Dem „sizilianischen Gelehrten“ Umberto Santino gelang die nach Auskunft der Verfasser „allgemein anerkannte Definition“ des Begriffes „Mafia“, die er als „eine Gruppe von kriminellen Vereinigungen …“ beschrieb, „deren Zweck darin besteht, mittels Gewalt und illegaler Aktivitäten Vermögen anzuhäufen und Machtstellungen einzunehmen. Sie agiert über ein umfassendes Netzwerk, folgt einem kulturellen Code und genießt in gewissem Maße sozialen Konsens.“ (S. 17)

Damit ist jene Verwirrung aufgelöst, die der Buchtitel ausgelöst haben könnte: „Mafia“ bezeichnet eben nicht nur ein italienisches bzw. sizilianisches Phänomen. Mafiöse Vereinigungen existieren und existierten überall auf der Welt. Im Kapitel „Ursprünge“ (S. 12-31) zeichnen die Autoren die Entstehungsgeschichten der wichtigsten Organisationen (sizilianische Mafia, amerikanische Mafia, japanische Yakuza, chinesische Triaden, russische Mafia) nach. Diese reichen nicht selten viele Jahrhunderte in die Vergangenheit zurück, was einleuchtend mit dem spezifischen, quasi alterslosen Organisationsaspekt derartiger Mafias erklärt wird: Hier schließen sich keine ‚normalen‘ Verbrecher außerhalb des Systems zusammen. Stattdessen suchen Mafias ausdrücklich die Nähe von Politik und Wirtschaft, dienen sich deren hochrangigen Vertretern an, schaffen Verbindungen, die sich nicht aufkündigen lassen, und verwischen die Grenzen zwischen Legalität und Illegalität. Die Zeche zahlen stets diejenigen, die einerseits Steuern und andererseits Schutzgelder entrichten müssen.
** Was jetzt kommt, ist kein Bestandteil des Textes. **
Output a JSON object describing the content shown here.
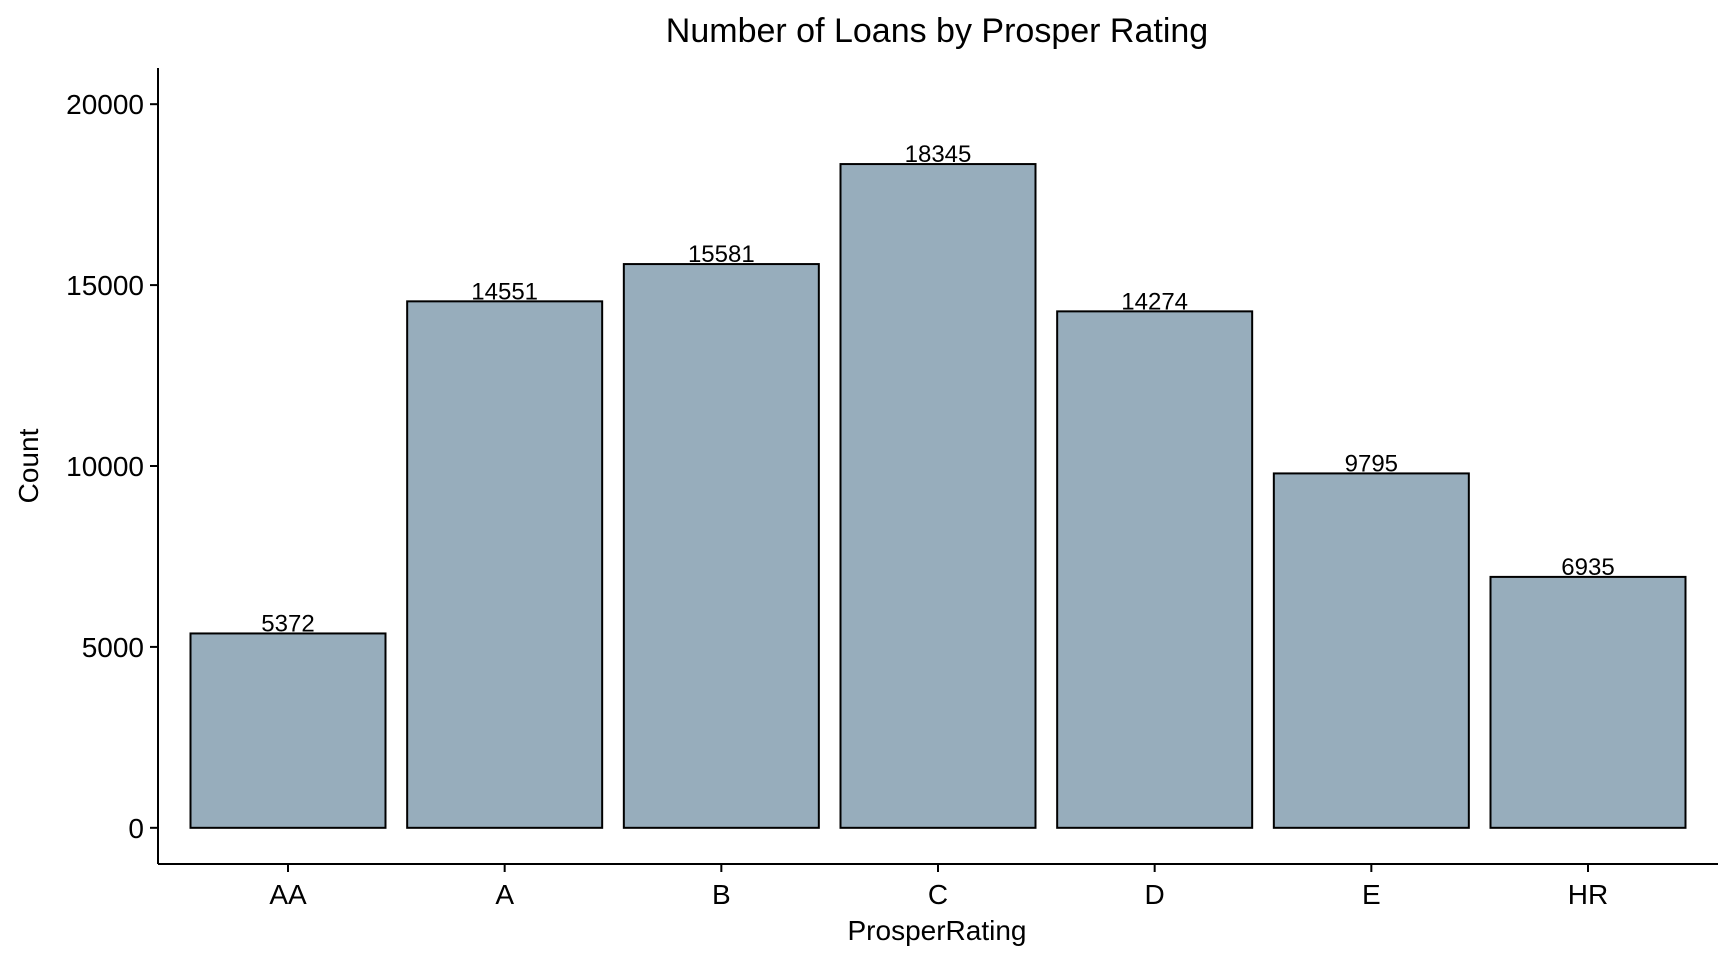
{
  "chart_data": {
    "type": "bar",
    "title": "Number of Loans by Prosper Rating",
    "xlabel": "ProsperRating",
    "ylabel": "Count",
    "categories": [
      "AA",
      "A",
      "B",
      "C",
      "D",
      "E",
      "HR"
    ],
    "values": [
      5372,
      14551,
      15581,
      18345,
      14274,
      9795,
      6935
    ],
    "data_labels": [
      "5372",
      "14551",
      "15581",
      "18345",
      "14274",
      "9795",
      "6935"
    ],
    "yticks": [
      0,
      5000,
      10000,
      15000,
      20000
    ],
    "ytick_labels": [
      "0",
      "5000",
      "10000",
      "15000",
      "20000"
    ],
    "ylim": [
      -1000,
      21000
    ],
    "grid": false,
    "bar_color": "#97adbc",
    "bar_border_color": "#000000"
  }
}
Aufstieg der Schattenmächte

Im späten 19. und frühen 20. Jahrhundert förderten historische Entwicklungen die endgültige Etablierung der Mafia („Aufbruch ins 20. Jahrhundert“, S. 32-107). Wo das organisierte Verbrechen womöglich in seinen Keimen noch hätte erstickt werden können, blühte es auf, weil sich korrupte und skrupellose aber legale Gruppen seiner bedienten bzw. zu bedienen glaubten, um Bauern, streikende Arbeiter oder politische Gegner gewaltsam in Schach zu halten.

Die in Millionenzahl nach Nordamerika auswandernden Italiener, Chinesen oder Russen nahmen ‚ihre‘ Mafias mit in die neue Heimat. Dort fassten sie umgehend Fuß und breiteten sich unaufhaltsam aus. In den USA wurde die Prohibition zum Geschenk an die Mafia. Sie verdiente mit dem Verkauf illegalen Alkohols ungeheure Summen, die der Finanzierung weiterer ‚Geschäftszweige‘ wie Glücksspiel oder Drogenhandel dienten. Konkurrenzkämpfe wurden mit Waffengewalt entschieden.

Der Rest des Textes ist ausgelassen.